Employment Law Report

NLRB Rules Employers Must Allow Employees to Use Its Email System for Union Activities

By Edwin S. Hopson

Recently the NLRB issued its decision in Purple Communications, Inc., 361 NLRB No. 126 (2014), holding that an employer’s email system must be made available to its employees for the purpose of engaging in union activity Professional-Emails-are-Importantand other protected activity under Section 7 of the National Labor Relations Act, so long as such use occurs during non-working time. The decision, rendered by the three Democrat Members, was sharply criticized by the two dissenting Republican Members on the Board.

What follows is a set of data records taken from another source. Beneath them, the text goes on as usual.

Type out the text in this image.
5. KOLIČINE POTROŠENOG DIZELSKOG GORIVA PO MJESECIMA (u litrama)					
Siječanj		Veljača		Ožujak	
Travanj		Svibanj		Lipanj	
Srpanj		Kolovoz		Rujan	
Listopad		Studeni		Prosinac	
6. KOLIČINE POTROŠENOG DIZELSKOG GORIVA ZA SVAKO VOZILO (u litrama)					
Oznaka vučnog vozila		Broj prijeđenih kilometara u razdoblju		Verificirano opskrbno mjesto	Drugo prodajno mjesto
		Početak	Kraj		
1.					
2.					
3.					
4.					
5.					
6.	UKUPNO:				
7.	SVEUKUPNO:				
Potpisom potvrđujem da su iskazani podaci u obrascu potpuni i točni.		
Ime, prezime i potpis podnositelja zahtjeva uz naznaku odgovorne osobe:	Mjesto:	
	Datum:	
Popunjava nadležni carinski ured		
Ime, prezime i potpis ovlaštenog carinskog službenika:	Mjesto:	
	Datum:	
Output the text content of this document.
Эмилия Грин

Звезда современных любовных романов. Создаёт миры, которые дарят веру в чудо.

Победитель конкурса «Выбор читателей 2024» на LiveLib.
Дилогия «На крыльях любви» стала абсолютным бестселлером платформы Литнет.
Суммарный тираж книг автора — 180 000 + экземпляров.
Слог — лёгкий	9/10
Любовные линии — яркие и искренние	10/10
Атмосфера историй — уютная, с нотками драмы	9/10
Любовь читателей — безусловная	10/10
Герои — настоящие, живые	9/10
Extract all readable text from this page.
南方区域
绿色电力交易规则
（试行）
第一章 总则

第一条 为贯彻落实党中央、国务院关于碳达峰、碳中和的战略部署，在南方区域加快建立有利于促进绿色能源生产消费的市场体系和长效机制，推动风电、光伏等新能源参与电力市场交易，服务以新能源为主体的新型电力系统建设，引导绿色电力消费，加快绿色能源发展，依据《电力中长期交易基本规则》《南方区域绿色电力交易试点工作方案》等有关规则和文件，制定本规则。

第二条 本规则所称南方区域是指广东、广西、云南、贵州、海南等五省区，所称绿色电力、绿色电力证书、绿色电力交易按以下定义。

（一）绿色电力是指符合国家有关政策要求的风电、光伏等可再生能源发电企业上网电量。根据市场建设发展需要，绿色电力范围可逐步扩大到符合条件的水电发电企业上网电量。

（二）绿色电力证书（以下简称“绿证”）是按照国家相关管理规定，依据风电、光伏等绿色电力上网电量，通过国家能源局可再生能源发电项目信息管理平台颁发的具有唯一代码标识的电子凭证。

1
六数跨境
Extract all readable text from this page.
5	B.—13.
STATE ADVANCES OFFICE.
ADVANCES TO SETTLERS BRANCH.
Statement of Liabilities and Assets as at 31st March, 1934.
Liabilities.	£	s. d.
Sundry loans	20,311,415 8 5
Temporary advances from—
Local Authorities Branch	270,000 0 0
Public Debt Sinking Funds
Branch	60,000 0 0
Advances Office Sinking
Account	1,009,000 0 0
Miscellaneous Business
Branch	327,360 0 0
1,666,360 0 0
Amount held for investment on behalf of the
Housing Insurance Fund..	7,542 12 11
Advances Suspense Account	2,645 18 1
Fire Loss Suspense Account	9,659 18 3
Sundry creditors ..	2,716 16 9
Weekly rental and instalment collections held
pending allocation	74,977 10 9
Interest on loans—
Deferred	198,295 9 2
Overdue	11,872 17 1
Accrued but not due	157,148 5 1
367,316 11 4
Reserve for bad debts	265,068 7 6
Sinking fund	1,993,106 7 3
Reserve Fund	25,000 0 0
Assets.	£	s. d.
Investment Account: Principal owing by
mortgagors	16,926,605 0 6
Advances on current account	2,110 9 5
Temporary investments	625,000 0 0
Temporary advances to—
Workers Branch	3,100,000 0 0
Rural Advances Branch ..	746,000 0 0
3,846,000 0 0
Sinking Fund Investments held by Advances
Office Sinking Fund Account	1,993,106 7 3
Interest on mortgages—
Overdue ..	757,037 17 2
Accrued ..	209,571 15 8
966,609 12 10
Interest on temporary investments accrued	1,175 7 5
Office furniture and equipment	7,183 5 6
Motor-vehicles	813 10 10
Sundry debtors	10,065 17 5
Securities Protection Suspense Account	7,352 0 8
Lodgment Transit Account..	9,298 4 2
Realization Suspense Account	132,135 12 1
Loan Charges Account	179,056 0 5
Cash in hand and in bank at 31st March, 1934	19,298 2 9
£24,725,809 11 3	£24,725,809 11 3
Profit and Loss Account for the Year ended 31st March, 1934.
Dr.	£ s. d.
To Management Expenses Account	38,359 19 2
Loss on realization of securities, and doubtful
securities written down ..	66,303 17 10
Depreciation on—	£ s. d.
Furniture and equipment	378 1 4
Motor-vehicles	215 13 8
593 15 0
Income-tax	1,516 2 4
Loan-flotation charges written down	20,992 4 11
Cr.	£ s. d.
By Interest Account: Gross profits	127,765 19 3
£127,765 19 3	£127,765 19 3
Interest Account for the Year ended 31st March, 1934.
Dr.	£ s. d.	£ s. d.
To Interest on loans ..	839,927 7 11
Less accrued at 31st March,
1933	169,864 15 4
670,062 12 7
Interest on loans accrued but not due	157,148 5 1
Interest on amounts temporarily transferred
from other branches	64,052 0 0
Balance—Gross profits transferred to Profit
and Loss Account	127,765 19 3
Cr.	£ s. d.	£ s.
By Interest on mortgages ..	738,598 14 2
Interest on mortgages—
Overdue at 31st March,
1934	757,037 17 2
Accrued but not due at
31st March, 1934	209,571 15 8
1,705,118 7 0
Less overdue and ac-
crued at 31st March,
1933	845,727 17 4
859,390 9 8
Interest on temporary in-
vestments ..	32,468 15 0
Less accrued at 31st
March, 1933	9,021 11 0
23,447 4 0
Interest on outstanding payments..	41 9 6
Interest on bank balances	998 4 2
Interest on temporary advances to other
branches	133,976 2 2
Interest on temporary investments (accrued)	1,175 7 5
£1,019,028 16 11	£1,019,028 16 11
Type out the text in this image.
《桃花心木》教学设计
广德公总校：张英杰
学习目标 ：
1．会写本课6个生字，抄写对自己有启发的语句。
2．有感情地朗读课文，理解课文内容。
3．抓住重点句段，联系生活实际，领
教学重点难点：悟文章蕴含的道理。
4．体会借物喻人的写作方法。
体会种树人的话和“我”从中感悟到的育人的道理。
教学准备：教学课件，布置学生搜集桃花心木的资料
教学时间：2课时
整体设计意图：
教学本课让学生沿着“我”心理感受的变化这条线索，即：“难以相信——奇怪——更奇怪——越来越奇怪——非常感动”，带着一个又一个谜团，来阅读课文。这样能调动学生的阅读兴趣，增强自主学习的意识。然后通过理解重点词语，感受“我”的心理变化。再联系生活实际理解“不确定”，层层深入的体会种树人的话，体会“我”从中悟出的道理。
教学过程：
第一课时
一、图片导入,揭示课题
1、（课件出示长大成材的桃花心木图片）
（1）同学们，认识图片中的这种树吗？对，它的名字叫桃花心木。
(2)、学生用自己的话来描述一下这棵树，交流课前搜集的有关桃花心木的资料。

The decision in this case also overruled the Register Guard case issued in 2007, which had held such use of an employer’s email system not protected where the employer’s email policy prohibited such use.

An employer can avoid this new rule “by demonstrating that special circumstances make the ban necessary to maintain production or discipline. Absent justification for a total ban, the employer may apply uniform and consistently enforced controls over its email system to the extent such controls are necessary to maintain production and discipline.”

Many employers have in their employee handbooks or policies provisions which restrict the use of the employer’s email system to strictly business use. Those policies now run likely afoul of the NLRB’s new rule.

Therefore, to be safe, employers should review their email policies carefully to determine whether changes should be made to them.